In response a 1962 Export catalogue is swiftly produced, its pages flung open to a rainbow-like spread of finishes. A dazzling range of powders and pearls, the likes of which most have never seen on an old 3-speed.
Let alone the "flamboyant" and the "smoked" finishes.
So, if all of these colours were offered, why did so few Sports models survive in anything but the usual shades we're familiar with? No one can say for sure. But most likely the dealers were risk-averse, and stuck with the original green/black/copper palette they already knew would sell well. If a more unusual colour ended up in circulation, it was likely because a customer special-ordered it.

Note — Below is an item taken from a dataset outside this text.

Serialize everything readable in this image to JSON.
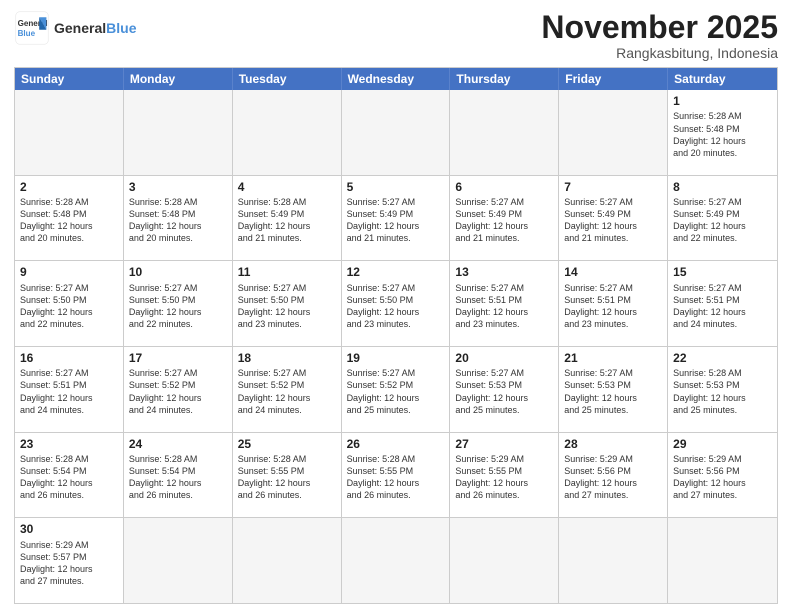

Such was the case with the frame I was now admiring. The original owner special-ordered the finish, and requested for the handlebars to be flipped when building up the bike. For the decades it was in use, she rode the bicycle with its original parts (notice the elegant grip repair method) and thoroughly enjoyed it.
It is amazing the way colour can change a bicycle's personality. Looking through my photos of the frame, a friend immediately commented that in robin's egg blue the Lady Sports looked "lighter and faster" than its traditionally-hued sisters (having lifted it, I assure you "lighter" is not the case). Another said "I thought this was a Betty Foy at first!"
No doubt the robin's egg blue played some role in the wild popularity of Rivendell's mixte through its 2009-2012 production. And the 2011 Surly Cross Check (I am told people are still phoning bike shops on a hunt for that year's model, just because of the colour). Possibly it is the most common colour I've noticed for frame repaints for road and city bikes alike. There is just something about it, and the associations it evokes (blue skies? seaside holidays? Easter candy? vintage Vespas?), that strikes a cord. Seeing it so unexpectedly combined with a '60s Raleigh Lady's Sports was a nice treat, for which I thank, once again, Nick of the Three Speed Hub.